Army Captain Sarah Cudd gave it all she had last May during the last leg of a 12-mile trek. A video of her stumbling, falling and trudging over the finish line surrounded by her peers shouting support and praise as she makes it just under the 3 hour deadline.
“Come on get up! You’ve got it!”, soldiers could be heard screaming at her as Cudd pulls herself up over and over. 35 lbs of gear strapped to her back and a 5 lb gun in her hand as she struggled to finish the march amidst a sea of onlookers.
"To me at the end of the ruck march I was about five feet from failure and I was just grateful to get over the finish line and earn the badge," Cudd said. "To everyone else, the march was a huge success and an inspiration to many.

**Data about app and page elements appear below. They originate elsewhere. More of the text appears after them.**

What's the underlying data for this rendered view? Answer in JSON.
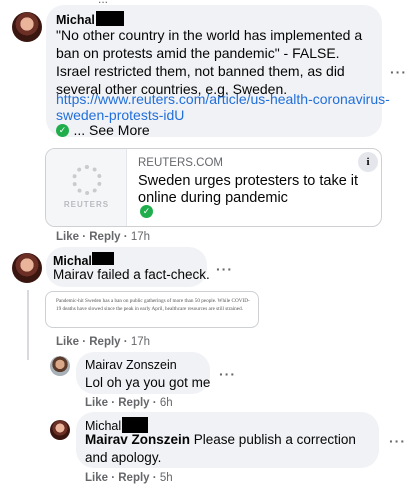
{
  "top_fragment": "...",
  "comments": [
    {
      "author": "Michal",
      "text": "\"No other country in the world has implemented a ban on protests amid the pandemic\" - FALSE. Israel restricted them, not banned them, as did several other countries, e.g. Sweden.",
      "link_lines": [
        "https://www.reuters.com/article/us-health-coronavirus-",
        "sweden-protests-idU"
      ],
      "see_more": "... See More",
      "preview": {
        "logo": "REUTERS",
        "domain": "REUTERS.COM",
        "title": "Sweden urges protesters to take it online during pandemic"
      },
      "actions": {
        "like": "Like",
        "reply": "Reply",
        "time": "17h"
      }
    },
    {
      "author": "Michal",
      "text": "Mairav failed a fact-check.",
      "attachment_text": "Pandemic-hit Sweden has a ban on public gatherings of more than 50 people. While COVID-19 deaths have slowed since the peak in early April, healthcare resources are still strained.",
      "actions": {
        "like": "Like",
        "reply": "Reply",
        "time": "17h"
      }
    },
    {
      "author": "Mairav Zonszein",
      "text": "Lol oh ya you got me",
      "actions": {
        "like": "Like",
        "reply": "Reply",
        "time": "6h"
      }
    },
    {
      "author": "Michal",
      "mention": "Mairav Zonszein",
      "text": " Please publish a correction and apology.",
      "actions": {
        "like": "Like",
        "reply": "Reply",
        "time": "5h"
      }
    }
  ],
  "icons": {
    "more": "more-options-icon",
    "info": "info-icon",
    "verified": "check-icon"
  },
  "colors": {
    "bubble": "#f0f2f5",
    "link": "#216fdb",
    "meta": "#65676b",
    "check": "#1fae4b"
  }
}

“I am honored and frankly humbled to be able to inspire others and proud to be serving my country to the best of my ability."
She propped herself up with her rifle and pulled herself to her feet in this inspiring feat of determination. The march was the last requirement of the Army’s Expert Field Medical Badge which is said to be one of the most difficult decorations to achieve. Ms. Cudd was one of 14 women to earn the Army’s Expert Field Medical Badge which consists of tasks surrounding “tactical combat care, medical and casualty evacuation, warrior skills, and communication; as well as a physical fitness test; a land navigation course; weapons qualifications; and a comprehensive written test.” 80% of all who attempted the course failed to complete it.
"When you challenge yourself outside of your normal wheelhouse, it's a little uncomfortable to start," Cudd said. "But when you get to the end, regardless whether you succeed or fail, they help you become stronger as a person."